The orchestra changed into a whole different sonic outfit for the opening bars of Brahms’s Symphony No. 4 in E minor—warm bass and woodwinds cushioning the sensuous sighs of the strings. As the movement went on, however, a bit of the rhythmic bounce of the Mozart performance would have been welcome to hold all the slurs and slithers together.

The imbalance of bright winds and undernourished strings contributed to a somewhat disoriented feeling. Returning in the recapitulation, however, the themes sounded more energized and persuasive than before, and another fierce coda capped the movement well.

The constant question in the long, episodic Andante moderato was, Can you hear the strings?  The entire section’s pizzicato was blotted out by two bassoons in the opening bars, and a similar fate awaited the cellos’ vibrant second theme, this time at the hands of woodwind chords and a violin descant.

A kind of “now this, now this” routine settled in during both the Andante and the wacky scherzo that followed. Harding kept on beating, and the sections followed each other in the order prescribed in the score. The Andante was well played page by page, but lacked an emotional through line to make it “go.”  The Allegro giocoso needed just the opposite—more interruptions, as the composer constantly changed horses and rode off in another direction.

It seemed odd that a conductor who had been so preoccupied with drawing the long line of a Mozart movement did not sustain the momentum of Brahms’s passacaglia finale. A theme and 32 variations in tiny 8-bar units needs sustained tension and energy to get it to the finish line, but Harding frequently dropped his arms and let the playing go slack.

Variation followed variation without much rhyme or reason. Even the change from the minor key to the major, always a milepost in this type of piece, went virtually unnoted.

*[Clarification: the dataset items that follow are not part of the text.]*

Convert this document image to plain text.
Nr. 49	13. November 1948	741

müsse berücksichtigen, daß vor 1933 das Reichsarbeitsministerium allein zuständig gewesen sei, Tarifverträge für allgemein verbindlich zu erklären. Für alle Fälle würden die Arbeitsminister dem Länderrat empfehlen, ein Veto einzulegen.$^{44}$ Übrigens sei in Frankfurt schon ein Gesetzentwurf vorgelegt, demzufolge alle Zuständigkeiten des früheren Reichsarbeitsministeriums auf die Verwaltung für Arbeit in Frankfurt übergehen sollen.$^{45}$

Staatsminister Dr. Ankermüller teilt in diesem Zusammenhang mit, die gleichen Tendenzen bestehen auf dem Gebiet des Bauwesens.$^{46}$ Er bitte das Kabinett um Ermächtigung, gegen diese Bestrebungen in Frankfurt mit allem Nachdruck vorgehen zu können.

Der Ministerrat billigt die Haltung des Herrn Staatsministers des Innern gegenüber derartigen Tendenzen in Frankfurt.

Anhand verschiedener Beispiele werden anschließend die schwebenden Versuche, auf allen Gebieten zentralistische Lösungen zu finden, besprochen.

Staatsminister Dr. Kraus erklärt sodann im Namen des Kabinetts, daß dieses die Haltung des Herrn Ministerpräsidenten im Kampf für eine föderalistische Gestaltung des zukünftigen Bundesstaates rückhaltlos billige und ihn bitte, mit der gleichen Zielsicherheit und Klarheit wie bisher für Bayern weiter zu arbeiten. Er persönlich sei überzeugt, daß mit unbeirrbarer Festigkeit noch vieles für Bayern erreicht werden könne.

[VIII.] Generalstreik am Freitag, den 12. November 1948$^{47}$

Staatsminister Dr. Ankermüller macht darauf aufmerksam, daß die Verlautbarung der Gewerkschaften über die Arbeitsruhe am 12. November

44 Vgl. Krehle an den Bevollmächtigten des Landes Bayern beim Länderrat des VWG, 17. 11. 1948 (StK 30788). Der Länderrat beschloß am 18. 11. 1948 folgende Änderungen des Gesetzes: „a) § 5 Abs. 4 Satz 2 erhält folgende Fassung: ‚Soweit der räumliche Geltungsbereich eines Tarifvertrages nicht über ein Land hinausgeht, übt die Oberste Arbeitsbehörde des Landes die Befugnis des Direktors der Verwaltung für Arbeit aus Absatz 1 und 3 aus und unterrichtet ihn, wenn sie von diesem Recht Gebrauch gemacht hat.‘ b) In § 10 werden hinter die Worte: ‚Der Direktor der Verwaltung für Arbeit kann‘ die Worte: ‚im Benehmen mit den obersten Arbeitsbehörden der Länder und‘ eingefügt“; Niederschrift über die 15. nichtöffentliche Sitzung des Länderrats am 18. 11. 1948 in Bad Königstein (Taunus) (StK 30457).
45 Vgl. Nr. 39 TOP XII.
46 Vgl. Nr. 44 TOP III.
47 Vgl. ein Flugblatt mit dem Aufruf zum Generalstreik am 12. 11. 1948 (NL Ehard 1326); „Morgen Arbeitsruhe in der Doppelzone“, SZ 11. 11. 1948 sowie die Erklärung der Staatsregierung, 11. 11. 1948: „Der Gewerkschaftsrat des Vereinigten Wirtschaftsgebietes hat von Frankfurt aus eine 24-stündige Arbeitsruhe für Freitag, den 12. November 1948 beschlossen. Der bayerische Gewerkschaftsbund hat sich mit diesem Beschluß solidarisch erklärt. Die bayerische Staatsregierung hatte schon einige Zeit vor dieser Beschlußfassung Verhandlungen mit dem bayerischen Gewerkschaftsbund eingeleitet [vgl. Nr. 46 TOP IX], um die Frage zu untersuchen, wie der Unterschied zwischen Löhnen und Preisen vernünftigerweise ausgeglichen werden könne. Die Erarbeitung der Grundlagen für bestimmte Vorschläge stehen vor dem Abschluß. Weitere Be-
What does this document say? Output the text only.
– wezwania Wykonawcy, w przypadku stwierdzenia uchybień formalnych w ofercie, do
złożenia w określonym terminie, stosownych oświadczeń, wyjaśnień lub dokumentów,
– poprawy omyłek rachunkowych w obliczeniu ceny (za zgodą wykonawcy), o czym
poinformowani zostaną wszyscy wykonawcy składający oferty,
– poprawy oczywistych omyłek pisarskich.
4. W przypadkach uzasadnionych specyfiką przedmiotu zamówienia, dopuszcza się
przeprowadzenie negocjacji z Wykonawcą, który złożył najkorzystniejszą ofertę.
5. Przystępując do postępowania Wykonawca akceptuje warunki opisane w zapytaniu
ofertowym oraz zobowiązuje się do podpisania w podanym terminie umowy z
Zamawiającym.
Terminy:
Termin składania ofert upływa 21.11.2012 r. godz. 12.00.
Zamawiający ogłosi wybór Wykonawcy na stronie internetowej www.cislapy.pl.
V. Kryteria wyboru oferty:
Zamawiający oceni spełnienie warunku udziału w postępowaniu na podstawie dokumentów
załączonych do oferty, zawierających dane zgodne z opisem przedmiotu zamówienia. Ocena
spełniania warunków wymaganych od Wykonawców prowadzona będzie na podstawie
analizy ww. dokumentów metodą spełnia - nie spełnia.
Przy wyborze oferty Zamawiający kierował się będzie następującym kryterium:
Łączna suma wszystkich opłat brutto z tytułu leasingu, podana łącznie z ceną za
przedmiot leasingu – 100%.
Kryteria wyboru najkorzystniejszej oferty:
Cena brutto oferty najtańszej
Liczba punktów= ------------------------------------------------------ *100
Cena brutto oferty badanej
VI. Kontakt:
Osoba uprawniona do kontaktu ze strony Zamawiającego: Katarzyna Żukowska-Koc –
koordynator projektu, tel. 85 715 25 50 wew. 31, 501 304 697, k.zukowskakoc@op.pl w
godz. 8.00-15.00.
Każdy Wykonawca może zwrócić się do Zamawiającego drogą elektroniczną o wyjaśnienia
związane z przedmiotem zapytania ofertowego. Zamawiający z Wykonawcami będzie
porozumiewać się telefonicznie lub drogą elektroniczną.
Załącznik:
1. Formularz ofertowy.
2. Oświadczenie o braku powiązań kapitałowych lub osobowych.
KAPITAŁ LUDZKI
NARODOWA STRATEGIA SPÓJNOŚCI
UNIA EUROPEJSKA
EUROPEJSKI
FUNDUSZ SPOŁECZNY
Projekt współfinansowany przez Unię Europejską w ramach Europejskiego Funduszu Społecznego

But then a bold return of the theme in the trombones gave the music a jolt of energy, and eventually yet another powerful coda saved the day.

The Royal Concertgebouw Orchestra performs music of Beethoven, Strauss, and Connesson 8 p.m. Friday at Carnegie Hall.; 212-247-7800.

3 Responses to “Brisk Mozart, bland Brahms in a mixed Concertgebouw stand at Carnegie Hall”

  1. Posted Feb 16, 2019 at 9:36 am by M Lana Sheer

    wright, you are WRONG.
    I have been listening to Brahms’ 4th for over 50 years, including live Bernstein. This was one of the most nuanced and superb readings of it.
    What do they pay you by the word? or Italian word?
    The orchestra thought it was superb as did several of my musical friend.

  2. Posted Feb 16, 2019 at 10:09 am by Stephen Essrig

    Mostly correct. We did think the finale in the Brahms was well played and well paced. The rest was as you said, and the orchestra, which I have never thought belonged in the pantheon of today’s great ensembles was especially ragged, although it could have been Harding’s poor balances.

    I was told last year at a Janson’s BRSO concert, which was phenomenal, that he resigned from the Concertgebouw but kept his other relationships because he didn’t get along with the members. Since he is the preeminent orchestral virtuoso conductor, at least as to the ability to elicit fantastic playing (The Oslo, The Pittsburgh, The BRSO, it perhaps was confirmed by the other night. Maybe it wasn’t all Harding’s fault.

  3. Posted Feb 16, 2019 at 11:18 am by John Leopold

    You must have been in a parallel universe. We attended both concerts and were thoroughly impressed from start to finish each night. On Thursday night, the tempos were spot on; the emphases were thoughtful; the solo portions (especially in the Brahms) were spectacular. And the horn section is second to none.